The ingredients involved in salsas are acid ingredients, peppers, spices and herbs. Acid ingredients include specific amounts of vinegar or lemon juice, tomatoes, tomatillos and fruit. The acid ingredients are necessary because the natural acid content of the mixture is not acid enough to safely can the salsa in a boiling water technique. Standardized commercial lemon or lime juice or vinegar with five percent acidity is required in standardized recipes. The amount of lemon juice or vinegar in a standardized recipe cannot be reduced! Bottled lemon juice can be substituted for vinegar in a recipe. But vinegar cannot be substituted for bottled lemon juice in a recipe. Substituting vinegar for bottled lemon juice would create a potentially unsafe canned salsa.
For tomatoes ideally use vine ripened, disease free tomatoes when canning salsa and other tomato products. Never use tomatoes from dead or frost-killed vines.
For fruit salsas use firm, ripe fruits. Blemishes on the fruits will lead to quality deterioration and a product that will spoil.
For tomatillos choose ones that are firm, bright dark green and have a dry papery husk. The dry husk needs to be removed. Wash the tomatillos.
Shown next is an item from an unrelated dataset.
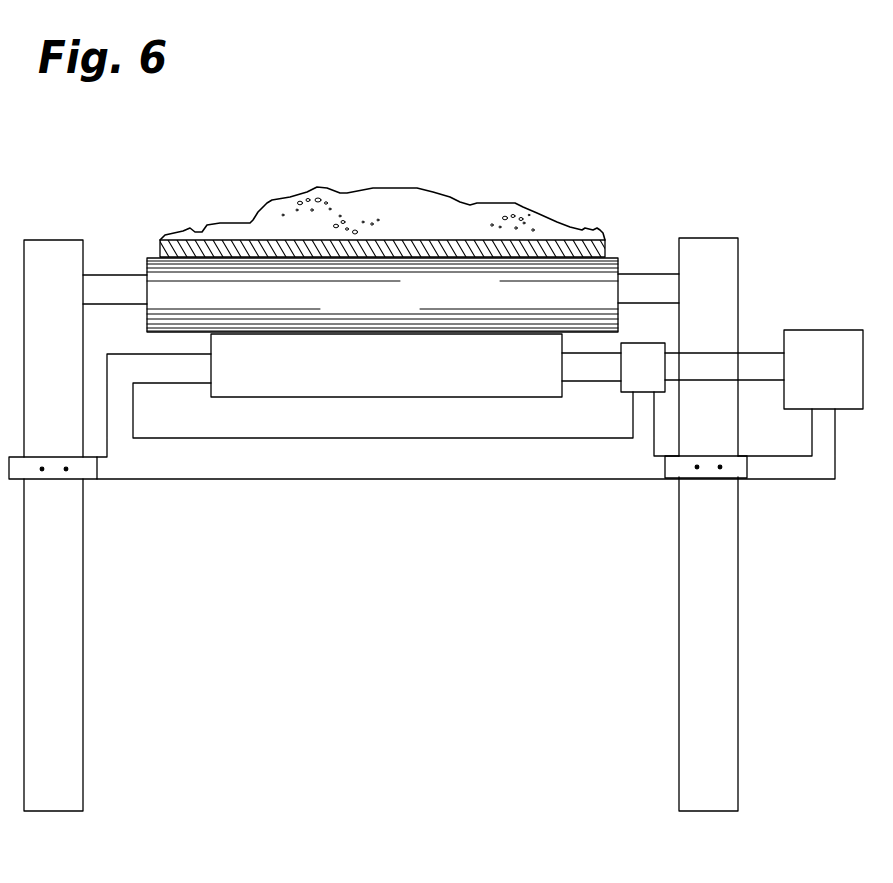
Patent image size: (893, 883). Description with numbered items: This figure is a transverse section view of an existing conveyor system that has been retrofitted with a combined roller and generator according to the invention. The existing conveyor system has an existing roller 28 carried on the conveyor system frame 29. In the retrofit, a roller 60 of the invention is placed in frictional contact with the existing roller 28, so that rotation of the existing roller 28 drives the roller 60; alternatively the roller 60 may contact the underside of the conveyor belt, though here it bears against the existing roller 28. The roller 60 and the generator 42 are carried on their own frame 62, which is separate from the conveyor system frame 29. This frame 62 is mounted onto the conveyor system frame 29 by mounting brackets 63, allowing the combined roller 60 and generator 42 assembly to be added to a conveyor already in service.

The tomatillos do not need to be peeled or seeded.
For the peppers use only disease free, unblemished firm peppers. One type of pepper can be substituted for another – for example, hot chilies can be substituted for bell peppers. Never increase the amount (cups or pounds) of peppers in a standardized recipe. Never substitute the same number of whole peppers such as bell pepper for jalapeños. This substitution will result in a product with unsafe acidity content.
Mild varieties of peppers include Anaheim, Ancho, bell or Hungarian yellow wax. Although jalapeños are a popular hot variety of peppers, others include Cayenne, Habanero and Serrano.
Herbs and spices add their own distinct flavor to salsas. When a recipe calls for a dried herb or spice such as black pepper, oregano, ground cumin or hot red pepper flakes, the amount may be altered or left completely out. If a stronger cilantro flavor is desired, it is best to add chopped fresh cilantro just before serving.
Red, yellow or white onions may be substituted for one another. Do not increase the total amount of onions called for in the recipe!
Do not use thickeners such as cornstarch, flour or other starches before canning the salsa. It is best to thicken a salsa just before serving.
Remember that salsa is more than a spicy dance! Spice up your next meal with a salsa using fresh, unblemished produce.